Returns the base speech generation options schema.

Generates speech audio from text using an AI model.

Generates speech audio from text, raising on error.

Functions

schema()

@spec schema() :: NimbleOptions.t()

Returns the base speech generation options schema.

speak(model_spec, text, opts \\ [])

@spec speak(
  ReqLLM.model_input(),
  String.t(),
  keyword()
) :: {:ok, ReqLLM.Speech.Result.t()} | {:error, term()}

Generates speech audio from text using an AI model.

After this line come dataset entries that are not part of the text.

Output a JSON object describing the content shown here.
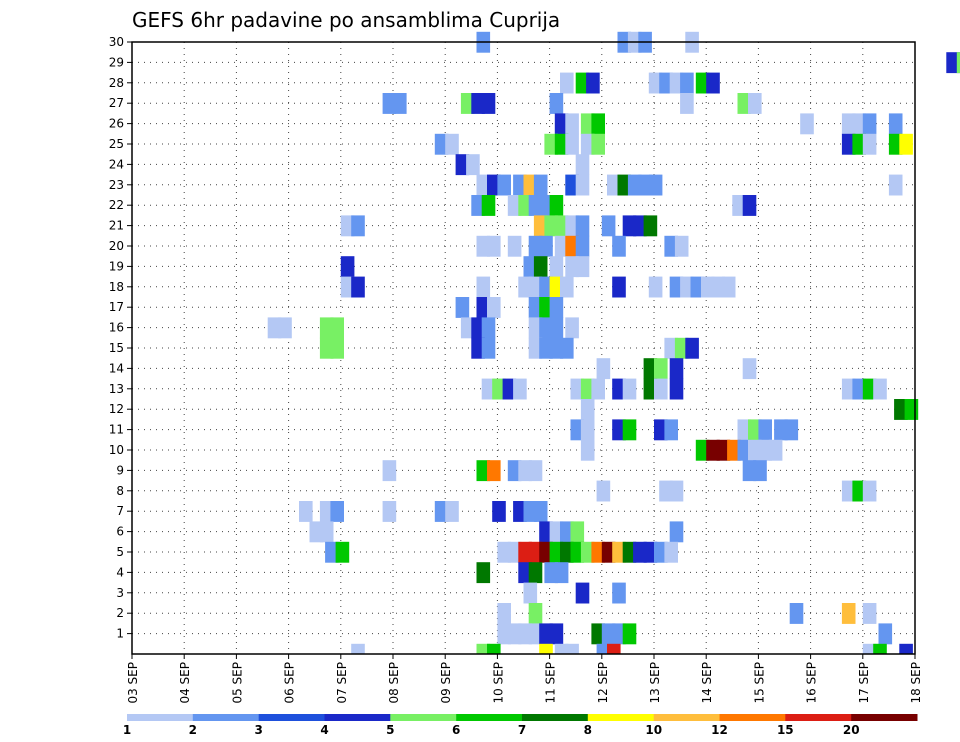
{
  "chart_data": {
    "type": "heatmap",
    "title": "GEFS 6hr padavine po ansamblima Cuprija",
    "xlabel": "",
    "ylabel": "",
    "x_ticks": [
      "03 SEP",
      "04 SEP",
      "05 SEP",
      "06 SEP",
      "07 SEP",
      "08 SEP",
      "09 SEP",
      "10 SEP",
      "11 SEP",
      "12 SEP",
      "13 SEP",
      "14 SEP",
      "15 SEP",
      "16 SEP",
      "17 SEP",
      "18 SEP"
    ],
    "y_ticks": [
      "1",
      "2",
      "3",
      "4",
      "5",
      "6",
      "7",
      "8",
      "9",
      "10",
      "11",
      "12",
      "13",
      "14",
      "15",
      "16",
      "17",
      "18",
      "19",
      "20",
      "21",
      "22",
      "23",
      "24",
      "25",
      "26",
      "27",
      "28",
      "29",
      "30"
    ],
    "x_range": [
      "03 SEP",
      "18 SEP"
    ],
    "y_range": [
      0,
      30
    ],
    "grid": true,
    "colorbar": {
      "labels": [
        "1",
        "2",
        "3",
        "4",
        "5",
        "6",
        "7",
        "8",
        "10",
        "12",
        "15",
        "20"
      ],
      "colors": [
        "#b4c8f4",
        "#6496f0",
        "#1e50dc",
        "#1a28c8",
        "#78f064",
        "#00c800",
        "#007800",
        "#ffff00",
        "#ffbe3c",
        "#ff7800",
        "#dc1e14",
        "#780000"
      ]
    },
    "cells": [
      {
        "m": 30,
        "d": 6.6,
        "c": 2
      },
      {
        "m": 30,
        "d": 9.3,
        "c": 2
      },
      {
        "m": 30,
        "d": 9.5,
        "c": 1
      },
      {
        "m": 30,
        "d": 9.7,
        "c": 2
      },
      {
        "m": 30,
        "d": 10.6,
        "c": 1
      },
      {
        "m": 29,
        "d": 15.6,
        "c": 4
      },
      {
        "m": 29,
        "d": 15.8,
        "c": 5
      },
      {
        "m": 28,
        "d": 8.2,
        "c": 1
      },
      {
        "m": 28,
        "d": 8.5,
        "c": 6
      },
      {
        "m": 28,
        "d": 8.7,
        "c": 4
      },
      {
        "m": 28,
        "d": 9.9,
        "c": 1
      },
      {
        "m": 28,
        "d": 10.1,
        "c": 2
      },
      {
        "m": 28,
        "d": 10.3,
        "c": 1
      },
      {
        "m": 28,
        "d": 10.5,
        "c": 2
      },
      {
        "m": 28,
        "d": 10.8,
        "c": 6
      },
      {
        "m": 28,
        "d": 11,
        "c": 4
      },
      {
        "m": 27,
        "d": 4.8,
        "c": 2
      },
      {
        "m": 27,
        "d": 5,
        "c": 2
      },
      {
        "m": 27,
        "d": 6.3,
        "c": 5
      },
      {
        "m": 27,
        "d": 6.5,
        "c": 4
      },
      {
        "m": 27,
        "d": 6.7,
        "c": 4
      },
      {
        "m": 27,
        "d": 8,
        "c": 2
      },
      {
        "m": 27,
        "d": 10.5,
        "c": 1
      },
      {
        "m": 27,
        "d": 11.6,
        "c": 5
      },
      {
        "m": 27,
        "d": 11.8,
        "c": 1
      },
      {
        "m": 26,
        "d": 8.1,
        "c": 4
      },
      {
        "m": 26,
        "d": 8.3,
        "c": 1
      },
      {
        "m": 26,
        "d": 8.6,
        "c": 5
      },
      {
        "m": 26,
        "d": 8.8,
        "c": 6
      },
      {
        "m": 26,
        "d": 12.8,
        "c": 1
      },
      {
        "m": 26,
        "d": 13.6,
        "c": 1
      },
      {
        "m": 26,
        "d": 13.8,
        "c": 1
      },
      {
        "m": 26,
        "d": 14,
        "c": 2
      },
      {
        "m": 26,
        "d": 14.5,
        "c": 2
      },
      {
        "m": 25,
        "d": 5.8,
        "c": 2
      },
      {
        "m": 25,
        "d": 6,
        "c": 1
      },
      {
        "m": 25,
        "d": 7.9,
        "c": 5
      },
      {
        "m": 25,
        "d": 8.1,
        "c": 6
      },
      {
        "m": 25,
        "d": 8.3,
        "c": 1
      },
      {
        "m": 25,
        "d": 8.6,
        "c": 1
      },
      {
        "m": 25,
        "d": 8.8,
        "c": 5
      },
      {
        "m": 25,
        "d": 13.6,
        "c": 4
      },
      {
        "m": 25,
        "d": 13.8,
        "c": 6
      },
      {
        "m": 25,
        "d": 14,
        "c": 1
      },
      {
        "m": 25,
        "d": 14.5,
        "c": 6
      },
      {
        "m": 25,
        "d": 14.7,
        "c": 8
      },
      {
        "m": 24,
        "d": 6.2,
        "c": 4
      },
      {
        "m": 24,
        "d": 6.4,
        "c": 1
      },
      {
        "m": 24,
        "d": 8.5,
        "c": 1
      },
      {
        "m": 23,
        "d": 6.6,
        "c": 1
      },
      {
        "m": 23,
        "d": 6.8,
        "c": 4
      },
      {
        "m": 23,
        "d": 7,
        "c": 2
      },
      {
        "m": 23,
        "d": 7.3,
        "c": 2
      },
      {
        "m": 23,
        "d": 7.5,
        "c": 9
      },
      {
        "m": 23,
        "d": 7.7,
        "c": 2
      },
      {
        "m": 23,
        "d": 8.3,
        "c": 3
      },
      {
        "m": 23,
        "d": 8.5,
        "c": 1
      },
      {
        "m": 23,
        "d": 9.1,
        "c": 1
      },
      {
        "m": 23,
        "d": 9.3,
        "c": 7
      },
      {
        "m": 23,
        "d": 9.5,
        "c": 2
      },
      {
        "m": 23,
        "d": 9.7,
        "c": 2
      },
      {
        "m": 23,
        "d": 9.9,
        "c": 2
      },
      {
        "m": 23,
        "d": 14.5,
        "c": 1
      },
      {
        "m": 22,
        "d": 6.5,
        "c": 2
      },
      {
        "m": 22,
        "d": 6.7,
        "c": 6
      },
      {
        "m": 22,
        "d": 7.2,
        "c": 1
      },
      {
        "m": 22,
        "d": 7.4,
        "c": 5
      },
      {
        "m": 22,
        "d": 7.6,
        "c": 2
      },
      {
        "m": 22,
        "d": 7.8,
        "c": 2
      },
      {
        "m": 22,
        "d": 8,
        "c": 6
      },
      {
        "m": 22,
        "d": 11.5,
        "c": 1
      },
      {
        "m": 22,
        "d": 11.7,
        "c": 4
      },
      {
        "m": 21,
        "d": 4,
        "c": 1
      },
      {
        "m": 21,
        "d": 4.2,
        "c": 2
      },
      {
        "m": 21,
        "d": 7.7,
        "c": 9
      },
      {
        "m": 21,
        "d": 7.9,
        "c": 5
      },
      {
        "m": 21,
        "d": 8.1,
        "c": 5
      },
      {
        "m": 21,
        "d": 8.3,
        "c": 1
      },
      {
        "m": 21,
        "d": 8.5,
        "c": 2
      },
      {
        "m": 21,
        "d": 9,
        "c": 2
      },
      {
        "m": 21,
        "d": 9.4,
        "c": 4
      },
      {
        "m": 21,
        "d": 9.6,
        "c": 4
      },
      {
        "m": 21,
        "d": 9.8,
        "c": 7
      },
      {
        "m": 20,
        "d": 6.6,
        "c": 1
      },
      {
        "m": 20,
        "d": 6.8,
        "c": 1
      },
      {
        "m": 20,
        "d": 7.2,
        "c": 1
      },
      {
        "m": 20,
        "d": 7.6,
        "c": 2
      },
      {
        "m": 20,
        "d": 7.8,
        "c": 2
      },
      {
        "m": 20,
        "d": 8.1,
        "c": 1
      },
      {
        "m": 20,
        "d": 8.3,
        "c": 10
      },
      {
        "m": 20,
        "d": 8.5,
        "c": 2
      },
      {
        "m": 20,
        "d": 9.2,
        "c": 2
      },
      {
        "m": 20,
        "d": 10.2,
        "c": 2
      },
      {
        "m": 20,
        "d": 10.4,
        "c": 1
      },
      {
        "m": 19,
        "d": 4,
        "c": 4
      },
      {
        "m": 19,
        "d": 7.5,
        "c": 2
      },
      {
        "m": 19,
        "d": 7.7,
        "c": 7
      },
      {
        "m": 19,
        "d": 8,
        "c": 1
      },
      {
        "m": 19,
        "d": 8.3,
        "c": 1
      },
      {
        "m": 19,
        "d": 8.5,
        "c": 1
      },
      {
        "m": 18,
        "d": 4,
        "c": 1
      },
      {
        "m": 18,
        "d": 4.2,
        "c": 4
      },
      {
        "m": 18,
        "d": 6.6,
        "c": 1
      },
      {
        "m": 18,
        "d": 7.4,
        "c": 1
      },
      {
        "m": 18,
        "d": 7.6,
        "c": 1
      },
      {
        "m": 18,
        "d": 7.8,
        "c": 2
      },
      {
        "m": 18,
        "d": 8,
        "c": 8
      },
      {
        "m": 18,
        "d": 8.2,
        "c": 1
      },
      {
        "m": 18,
        "d": 9.2,
        "c": 4
      },
      {
        "m": 18,
        "d": 9.9,
        "c": 1
      },
      {
        "m": 18,
        "d": 10.3,
        "c": 2
      },
      {
        "m": 18,
        "d": 10.5,
        "c": 1
      },
      {
        "m": 18,
        "d": 10.7,
        "c": 2
      },
      {
        "m": 18,
        "d": 10.9,
        "c": 1
      },
      {
        "m": 18,
        "d": 11.1,
        "c": 1
      },
      {
        "m": 18,
        "d": 11.3,
        "c": 1
      },
      {
        "m": 17,
        "d": 6.2,
        "c": 2
      },
      {
        "m": 17,
        "d": 6.6,
        "c": 4
      },
      {
        "m": 17,
        "d": 6.8,
        "c": 1
      },
      {
        "m": 17,
        "d": 7.6,
        "c": 2
      },
      {
        "m": 17,
        "d": 7.8,
        "c": 6
      },
      {
        "m": 17,
        "d": 8,
        "c": 2
      },
      {
        "m": 16,
        "d": 2.6,
        "c": 1
      },
      {
        "m": 16,
        "d": 2.8,
        "c": 1
      },
      {
        "m": 16,
        "d": 3.6,
        "c": 5
      },
      {
        "m": 16,
        "d": 3.8,
        "c": 5
      },
      {
        "m": 16,
        "d": 6.3,
        "c": 1
      },
      {
        "m": 16,
        "d": 6.5,
        "c": 4
      },
      {
        "m": 16,
        "d": 6.7,
        "c": 2
      },
      {
        "m": 16,
        "d": 7.6,
        "c": 1
      },
      {
        "m": 16,
        "d": 7.8,
        "c": 2
      },
      {
        "m": 16,
        "d": 8,
        "c": 2
      },
      {
        "m": 16,
        "d": 8.3,
        "c": 1
      },
      {
        "m": 15,
        "d": 3.6,
        "c": 5
      },
      {
        "m": 15,
        "d": 3.8,
        "c": 5
      },
      {
        "m": 15,
        "d": 6.5,
        "c": 4
      },
      {
        "m": 15,
        "d": 6.7,
        "c": 2
      },
      {
        "m": 15,
        "d": 7.6,
        "c": 1
      },
      {
        "m": 15,
        "d": 7.8,
        "c": 2
      },
      {
        "m": 15,
        "d": 8,
        "c": 2
      },
      {
        "m": 15,
        "d": 8.2,
        "c": 2
      },
      {
        "m": 15,
        "d": 10.2,
        "c": 1
      },
      {
        "m": 15,
        "d": 10.4,
        "c": 5
      },
      {
        "m": 15,
        "d": 10.6,
        "c": 4
      },
      {
        "m": 14,
        "d": 8.9,
        "c": 1
      },
      {
        "m": 14,
        "d": 9.8,
        "c": 7
      },
      {
        "m": 14,
        "d": 10,
        "c": 5
      },
      {
        "m": 14,
        "d": 10.3,
        "c": 4
      },
      {
        "m": 14,
        "d": 11.7,
        "c": 1
      },
      {
        "m": 13,
        "d": 6.7,
        "c": 1
      },
      {
        "m": 13,
        "d": 6.9,
        "c": 5
      },
      {
        "m": 13,
        "d": 7.1,
        "c": 4
      },
      {
        "m": 13,
        "d": 7.3,
        "c": 1
      },
      {
        "m": 13,
        "d": 8.4,
        "c": 1
      },
      {
        "m": 13,
        "d": 8.6,
        "c": 5
      },
      {
        "m": 13,
        "d": 8.8,
        "c": 1
      },
      {
        "m": 13,
        "d": 9.2,
        "c": 4
      },
      {
        "m": 13,
        "d": 9.4,
        "c": 1
      },
      {
        "m": 13,
        "d": 9.8,
        "c": 7
      },
      {
        "m": 13,
        "d": 10,
        "c": 1
      },
      {
        "m": 13,
        "d": 10.3,
        "c": 4
      },
      {
        "m": 13,
        "d": 13.6,
        "c": 1
      },
      {
        "m": 13,
        "d": 13.8,
        "c": 2
      },
      {
        "m": 13,
        "d": 14,
        "c": 6
      },
      {
        "m": 13,
        "d": 14.2,
        "c": 1
      },
      {
        "m": 12,
        "d": 8.6,
        "c": 1
      },
      {
        "m": 12,
        "d": 14.6,
        "c": 7
      },
      {
        "m": 12,
        "d": 14.8,
        "c": 6
      },
      {
        "m": 11,
        "d": 8.4,
        "c": 2
      },
      {
        "m": 11,
        "d": 8.6,
        "c": 1
      },
      {
        "m": 11,
        "d": 9.2,
        "c": 4
      },
      {
        "m": 11,
        "d": 9.4,
        "c": 6
      },
      {
        "m": 11,
        "d": 10,
        "c": 4
      },
      {
        "m": 11,
        "d": 10.2,
        "c": 2
      },
      {
        "m": 11,
        "d": 11.6,
        "c": 1
      },
      {
        "m": 11,
        "d": 11.8,
        "c": 5
      },
      {
        "m": 11,
        "d": 12,
        "c": 2
      },
      {
        "m": 11,
        "d": 12.3,
        "c": 2
      },
      {
        "m": 11,
        "d": 12.5,
        "c": 2
      },
      {
        "m": 10,
        "d": 8.6,
        "c": 1
      },
      {
        "m": 10,
        "d": 10.8,
        "c": 6
      },
      {
        "m": 10,
        "d": 11,
        "c": 12
      },
      {
        "m": 10,
        "d": 11.2,
        "c": 12
      },
      {
        "m": 10,
        "d": 11.4,
        "c": 10
      },
      {
        "m": 10,
        "d": 11.6,
        "c": 2
      },
      {
        "m": 10,
        "d": 11.8,
        "c": 1
      },
      {
        "m": 10,
        "d": 12,
        "c": 1
      },
      {
        "m": 10,
        "d": 12.2,
        "c": 1
      },
      {
        "m": 9,
        "d": 4.8,
        "c": 1
      },
      {
        "m": 9,
        "d": 6.6,
        "c": 6
      },
      {
        "m": 9,
        "d": 6.8,
        "c": 10
      },
      {
        "m": 9,
        "d": 7.2,
        "c": 2
      },
      {
        "m": 9,
        "d": 7.4,
        "c": 1
      },
      {
        "m": 9,
        "d": 7.6,
        "c": 1
      },
      {
        "m": 9,
        "d": 11.7,
        "c": 2
      },
      {
        "m": 9,
        "d": 11.9,
        "c": 2
      },
      {
        "m": 8,
        "d": 8.9,
        "c": 1
      },
      {
        "m": 8,
        "d": 10.1,
        "c": 1
      },
      {
        "m": 8,
        "d": 10.3,
        "c": 1
      },
      {
        "m": 8,
        "d": 13.6,
        "c": 1
      },
      {
        "m": 8,
        "d": 13.8,
        "c": 6
      },
      {
        "m": 8,
        "d": 14,
        "c": 1
      },
      {
        "m": 7,
        "d": 3.2,
        "c": 1
      },
      {
        "m": 7,
        "d": 3.6,
        "c": 1
      },
      {
        "m": 7,
        "d": 3.8,
        "c": 2
      },
      {
        "m": 7,
        "d": 4.8,
        "c": 1
      },
      {
        "m": 7,
        "d": 5.8,
        "c": 2
      },
      {
        "m": 7,
        "d": 6,
        "c": 1
      },
      {
        "m": 7,
        "d": 6.9,
        "c": 4
      },
      {
        "m": 7,
        "d": 7.3,
        "c": 4
      },
      {
        "m": 7,
        "d": 7.5,
        "c": 2
      },
      {
        "m": 7,
        "d": 7.7,
        "c": 2
      },
      {
        "m": 6,
        "d": 3.4,
        "c": 1
      },
      {
        "m": 6,
        "d": 3.6,
        "c": 1
      },
      {
        "m": 6,
        "d": 7.8,
        "c": 4
      },
      {
        "m": 6,
        "d": 8,
        "c": 1
      },
      {
        "m": 6,
        "d": 8.2,
        "c": 2
      },
      {
        "m": 6,
        "d": 8.4,
        "c": 5
      },
      {
        "m": 6,
        "d": 10.3,
        "c": 2
      },
      {
        "m": 5,
        "d": 3.7,
        "c": 2
      },
      {
        "m": 5,
        "d": 3.9,
        "c": 6
      },
      {
        "m": 5,
        "d": 7,
        "c": 1
      },
      {
        "m": 5,
        "d": 7.2,
        "c": 1
      },
      {
        "m": 5,
        "d": 7.4,
        "c": 11
      },
      {
        "m": 5,
        "d": 7.6,
        "c": 11
      },
      {
        "m": 5,
        "d": 7.8,
        "c": 12
      },
      {
        "m": 5,
        "d": 8,
        "c": 6
      },
      {
        "m": 5,
        "d": 8.2,
        "c": 7
      },
      {
        "m": 5,
        "d": 8.4,
        "c": 6
      },
      {
        "m": 5,
        "d": 8.6,
        "c": 5
      },
      {
        "m": 5,
        "d": 8.8,
        "c": 10
      },
      {
        "m": 5,
        "d": 9,
        "c": 12
      },
      {
        "m": 5,
        "d": 9.2,
        "c": 9
      },
      {
        "m": 5,
        "d": 9.4,
        "c": 7
      },
      {
        "m": 5,
        "d": 9.6,
        "c": 4
      },
      {
        "m": 5,
        "d": 9.8,
        "c": 4
      },
      {
        "m": 5,
        "d": 10,
        "c": 2
      },
      {
        "m": 5,
        "d": 10.2,
        "c": 1
      },
      {
        "m": 4,
        "d": 6.6,
        "c": 7
      },
      {
        "m": 4,
        "d": 7.4,
        "c": 4
      },
      {
        "m": 4,
        "d": 7.6,
        "c": 7
      },
      {
        "m": 4,
        "d": 7.9,
        "c": 2
      },
      {
        "m": 4,
        "d": 8.1,
        "c": 2
      },
      {
        "m": 3,
        "d": 7.5,
        "c": 1
      },
      {
        "m": 3,
        "d": 8.5,
        "c": 4
      },
      {
        "m": 3,
        "d": 9.2,
        "c": 2
      },
      {
        "m": 2,
        "d": 7,
        "c": 1
      },
      {
        "m": 2,
        "d": 7.6,
        "c": 5
      },
      {
        "m": 2,
        "d": 12.6,
        "c": 2
      },
      {
        "m": 2,
        "d": 13.6,
        "c": 9
      },
      {
        "m": 2,
        "d": 14,
        "c": 1
      },
      {
        "m": 1,
        "d": 7,
        "c": 1
      },
      {
        "m": 1,
        "d": 7.2,
        "c": 1
      },
      {
        "m": 1,
        "d": 7.4,
        "c": 1
      },
      {
        "m": 1,
        "d": 7.6,
        "c": 1
      },
      {
        "m": 1,
        "d": 7.8,
        "c": 4
      },
      {
        "m": 1,
        "d": 8,
        "c": 4
      },
      {
        "m": 1,
        "d": 8.8,
        "c": 7
      },
      {
        "m": 1,
        "d": 9,
        "c": 2
      },
      {
        "m": 1,
        "d": 9.2,
        "c": 2
      },
      {
        "m": 1,
        "d": 9.4,
        "c": 6
      },
      {
        "m": 1,
        "d": 14.3,
        "c": 2
      },
      {
        "m": 0,
        "d": 4.2,
        "c": 1
      },
      {
        "m": 0,
        "d": 6.6,
        "c": 5
      },
      {
        "m": 0,
        "d": 6.8,
        "c": 6
      },
      {
        "m": 0,
        "d": 7.8,
        "c": 8
      },
      {
        "m": 0,
        "d": 8.1,
        "c": 1
      },
      {
        "m": 0,
        "d": 8.3,
        "c": 1
      },
      {
        "m": 0,
        "d": 8.9,
        "c": 2
      },
      {
        "m": 0,
        "d": 9.1,
        "c": 11
      },
      {
        "m": 0,
        "d": 14,
        "c": 1
      },
      {
        "m": 0,
        "d": 14.2,
        "c": 6
      },
      {
        "m": 0,
        "d": 14.7,
        "c": 4
      }
    ]
  }
}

Returns a ReqLLM.Speech.Result containing the generated audio binary, media type, and format information.

Parameters

  • model_spec - Model specification (e.g., "openai:tts-1", "openai:gpt-4o-mini-tts")
  • text - The text to convert to speech
  • opts - Additional options (keyword list)

Options

  • :voice - Voice identifier (e.g., "alloy", "echo", "fable", "onyx", "nova", "shimmer")
  • :speed - Speech speed multiplier (0.25 to 4.0)
  • :output_format - Audio format: :mp3, :opus, :aac, :flac, :wav, :pcm
  • :language - ISO-639-1 language code
  • :provider_options - Provider-specific options (e.g., [instructions: "Speak calmly"])
  • :receive_timeout - HTTP timeout in milliseconds (default: 120_000)

Examples

{:ok, result} = ReqLLM.speak("openai:tts-1", "Hello world", voice: "alloy")
File.write!("hello.mp3", result.audio)

{:ok, result} = ReqLLM.speak("openai:tts-1-hd", "High quality audio",
  voice: "nova",
  output_format: :wav
)

speak!(model_spec, text, opts \\ [])

Generates speech audio from text, raising on error.

Same as speak/3 but raises on error.